Morphea (Question and Answer)

by Philip Clements, M.D., UCLA School of Medicine, Department of Rheumatology, (originally published in "Scleroderma Voice," Spring 2001)

Question: My 5-year-old daughter was diagnosed with morphea when she was 3. Due to the serious side effects, I've decided not to let her take any medication. Is there a possibility her disease will go away some day?

Also, the four fingers on her left hand are totally bent and tiny.

She has a waxy patch on the left side of her chest. Is there any test that can tell whether her deeper layers of skin are OK, and whether her chest will grow like normal women? Is it possible the morphea could turn into linear scleroderma?

Otherwise she seems healthy, eats well, and is smart.
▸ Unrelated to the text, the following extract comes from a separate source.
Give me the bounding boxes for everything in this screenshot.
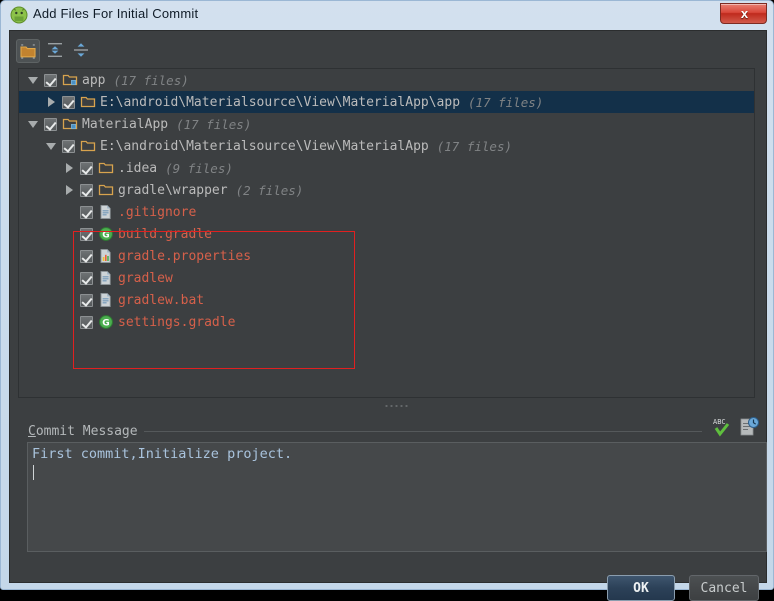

Ms. L.W., San Gabriel, Calif.

Answer: Morphea is a type of scleroderma (hard skin) which affects the upper layer of skin but not the deeper layers of fat or muscle under the skin nor the internal or visceral organs. It typically appears as a thin, oval-shaped patch of thickening in the skin, often with a purple, brown, or white appearance and a red rim.
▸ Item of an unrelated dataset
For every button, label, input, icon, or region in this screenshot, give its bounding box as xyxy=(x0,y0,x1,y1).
Linear scleroderma, another form of localized scleroderma, tends to affect not only the upper layer of skin but also the underlying fat and muscles. It presents as a "swath" of involvement down an extremity, one half of the face or one half of the torso.

Early on there may be darkening and swelling of the skin, but over time the involved tissue (skin, fat, muscle) may thin or atrophy.

If this involvement occurs over a joint or on the hand in a youngster, it may limit joint motion (produce a contracture or a deformity) and may retard growth of underlying bone.

Linear scleroderma tends to run a course which includes scarring and fibrosis, followed by atrophy. There is no clear consensus about whether there is any medication or treatment which can alter this course.

My supposition is that the young girl described has linear scleroderma affecting the left hand, arm, and chest, and she may also have a patch of morphea.

If you have not done so already, I suggest that you find a doctor who has experience in the scleroderma-spectrum diseases, so that an accurate determination can be made of the problem and its potential outcome and treatment. The Scleroderma Foundation can supply names of scleroderma-knowledgeable physicians in your area.